Наконец он шагнул к двери, ведущей в кухню. Нет, он не станет звать ни Софью, ни Катю, ни Андрея… ни жену… Ничего не случилось. Его бил озноб. В кухне темно. Кто-то сопит. Или хнычет? Иван Антонович, стараясь не делать резких движений, коснулся кнопки выключателя. Это Вита. Сын обернулся, сжался, схватился руками за горло, чтоб задушить рвущиеся изнутри звуки. Э, да он плакал…
– Не плачь, – прошептал Волостнов. – Помоги мне добраться…
Парень вскочил, попятился, сбив табуретку, испугался шума.
– Не уходи… Я обойдусь, но ты не уходи… – Иван Антонович покачал головой. – Ладно… просто побудь здесь… где-нибудь…
Он повернулся к сыну спиной и широко, не рассчитав, шагнул – и тотчас упал лицом вниз. В последний миг успел выставить перед собой локти, но удар все равно был так силен, что он потерял сознание. Один. Никто не видел. Это хорошо. Очнувшись, пополз к лестнице, ведущей наверх.
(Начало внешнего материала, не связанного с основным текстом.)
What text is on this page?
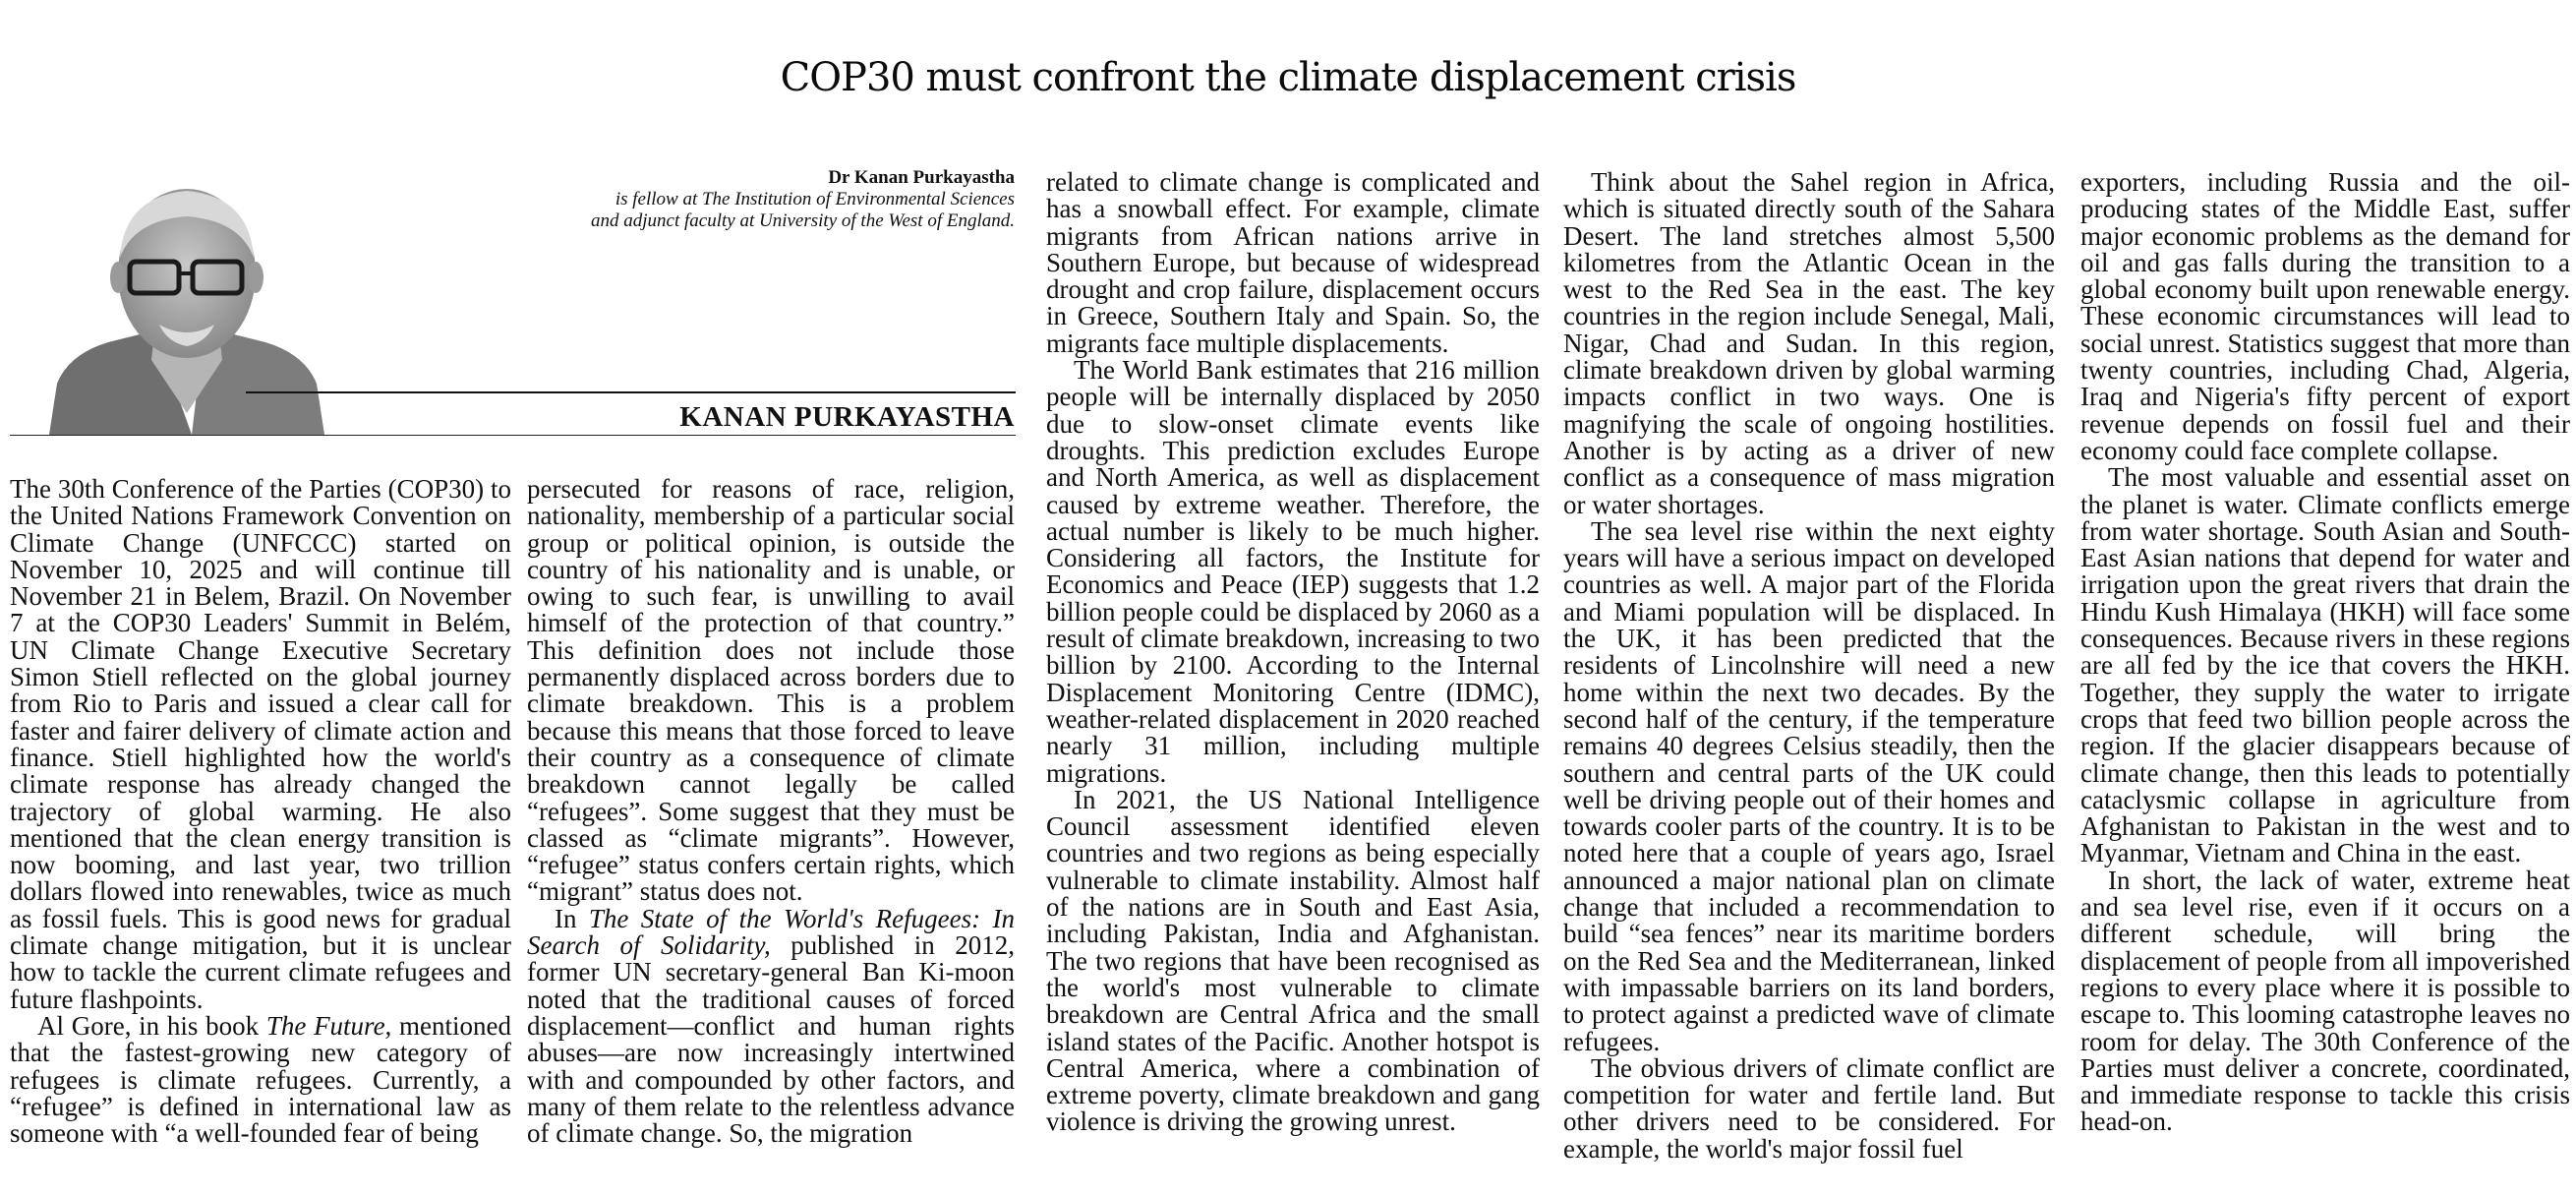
COP30 must confront the climate displacement crisis
Dr Kanan Purkayastha
is fellow at The Institution of Environmental Sciences and adjunct faculty at University of the West of England.
KANAN PURKAYASTHA

The 30th Conference of the Parties (COP30) to the United Nations Framework Convention on Climate Change (UNFCCC) started on November 10, 2025 and will continue till November 21 in Belem, Brazil. On November 7 at the COP30 Leaders' Summit in Belém, UN Climate Change Executive Secretary Simon Stiell reflected on the global journey from Rio to Paris and issued a clear call for faster and fairer delivery of climate action and finance. Stiell highlighted how the world's climate response has already changed the trajectory of global warming. He also mentioned that the clean energy transition is now booming, and last year, two trillion dollars flowed into renewables, twice as much as fossil fuels. This is good news for gradual climate change mitigation, but it is unclear how to tackle the current climate refugees and future flashpoints.

Al Gore, in his book The Future, mentioned that the fastest-growing new category of refugees is climate refugees. Currently, a “refugee” is defined in international law as someone with “a well-founded fear of being

persecuted for reasons of race, religion, nationality, membership of a particular social group or political opinion, is outside the country of his nationality and is unable, or owing to such fear, is unwilling to avail himself of the protection of that country.” This definition does not include those permanently displaced across borders due to climate breakdown. This is a problem because this means that those forced to leave their country as a consequence of climate breakdown cannot legally be called “refugees”. Some suggest that they must be classed as “climate migrants”. However, “refugee” status confers certain rights, which “migrant” status does not.

In The State of the World's Refugees: In Search of Solidarity, published in 2012, former UN secretary-general Ban Ki-moon noted that the traditional causes of forced displacement—conflict and human rights abuses—are now increasingly intertwined with and compounded by other factors, and many of them relate to the relentless advance of climate change. So, the migration

related to climate change is complicated and has a snowball effect. For example, climate migrants from African nations arrive in Southern Europe, but because of widespread drought and crop failure, displacement occurs in Greece, Southern Italy and Spain. So, the migrants face multiple displacements.

The World Bank estimates that 216 million people will be internally displaced by 2050 due to slow-onset climate events like droughts. This prediction excludes Europe and North America, as well as displacement caused by extreme weather. Therefore, the actual number is likely to be much higher. Considering all factors, the Institute for Economics and Peace (IEP) suggests that 1.2 billion people could be displaced by 2060 as a result of climate breakdown, increasing to two billion by 2100. According to the Internal Displacement Monitoring Centre (IDMC), weather-related displacement in 2020 reached nearly 31 million, including multiple migrations.

In 2021, the US National Intelligence Council assessment identified eleven countries and two regions as being especially vulnerable to climate instability. Almost half of the nations are in South and East Asia, including Pakistan, India and Afghanistan. The two regions that have been recognised as the world's most vulnerable to climate breakdown are Central Africa and the small island states of the Pacific. Another hotspot is Central America, where a combination of extreme poverty, climate breakdown and gang violence is driving the growing unrest.

Think about the Sahel region in Africa, which is situated directly south of the Sahara Desert. The land stretches almost 5,500 kilometres from the Atlantic Ocean in the west to the Red Sea in the east. The key countries in the region include Senegal, Mali, Nigar, Chad and Sudan. In this region, climate breakdown driven by global warming impacts conflict in two ways. One is magnifying the scale of ongoing hostilities. Another is by acting as a driver of new conflict as a consequence of mass migration or water shortages.

The sea level rise within the next eighty years will have a serious impact on developed countries as well. A major part of the Florida and Miami population will be displaced. In the UK, it has been predicted that the residents of Lincolnshire will need a new home within the next two decades. By the second half of the century, if the temperature remains 40 degrees Celsius steadily, then the southern and central parts of the UK could well be driving people out of their homes and towards cooler parts of the country. It is to be noted here that a couple of years ago, Israel announced a major national plan on climate change that included a recommendation to build “sea fences” near its maritime borders on the Red Sea and the Mediterranean, linked with impassable barriers on its land borders, to protect against a predicted wave of climate refugees.

The obvious drivers of climate conflict are competition for water and fertile land. But other drivers need to be considered. For example, the world's major fossil fuel

exporters, including Russia and the oil-producing states of the Middle East, suffer major economic problems as the demand for oil and gas falls during the transition to a global economy built upon renewable energy. These economic circumstances will lead to social unrest. Statistics suggest that more than twenty countries, including Chad, Algeria, Iraq and Nigeria's fifty percent of export revenue depends on fossil fuel and their economy could face complete collapse.

The most valuable and essential asset on the planet is water. Climate conflicts emerge from water shortage. South Asian and South-East Asian nations that depend for water and irrigation upon the great rivers that drain the Hindu Kush Himalaya (HKH) will face some consequences. Because rivers in these regions are all fed by the ice that covers the HKH. Together, they supply the water to irrigate crops that feed two billion people across the region. If the glacier disappears because of climate change, then this leads to potentially cataclysmic collapse in agriculture from Afghanistan to Pakistan in the west and to Myanmar, Vietnam and China in the east.

In short, the lack of water, extreme heat and sea level rise, even if it occurs on a different schedule, will bring the displacement of people from all impoverished regions to every place where it is possible to escape to. This looming catastrophe leaves no room for delay. The 30th Conference of the Parties must deliver a concrete, coordinated, and immediate response to tackle this crisis head-on.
Вспомнил о тетрадке с одной-единственной строчкой, с одним-единственным словом – «завещание». Надо уничтожить. Вот стыдоба-то, скажут люди, совсем сбрендил Волостнов, завещание вздумал писать. Уничтожить. Он встал на четвереньки, огляделся. Перед глазами все поплыло. Неслышно подобравшийся сзади сын неуклюже попытался поднять отца, обхватив его руками за туловище. От боли Волостнов замычал. С перепугу Вита отпустил отца – тот едва удержался, чтоб не упасть на колени. Поманил сына – тот подлез под его руку, напрягся. Шатаясь, они начали подниматься по лестнице, валясь то на стену, то на перила.
Другой, вдруг снова вспомнил Иван Антонович, неужели он стал другим? Вроде бы нет. В таком случае не остается ничего иного. В таком случае он обязан держаться за тот порядок, который сам же когда-то и установил. Все другие порядки – ложны.
Нет, он не станет звать детей и жену, не из таковских. И не беда, что ему нечего завещать. Одной смертью жизнь не изменится. Так всегда в России было, тысячу лет: мир рушится, а жизнь продолжается, и только в этом и спасение, и только те и спасаются, кто наловчился жить в постоянно рушащемся мире. Волостнов не исключение. Поэтому смерть ничего не значит. По крайней мере – в этом мире.
Вита помог ему добраться до тахты. Прежде чем улечься, Иван Антонович вырвал из тетрадки листок со словом «завещание» и сжег его в пепельнице.
Утром он очнулся от резкой боли. Кое-как сполз с тахты, еще сохранившей память о запахе дочерей, и попытался встать. «Надо выпрямиться. Не могу, а надо. Во что бы то ни стало. Ничего другого не остается».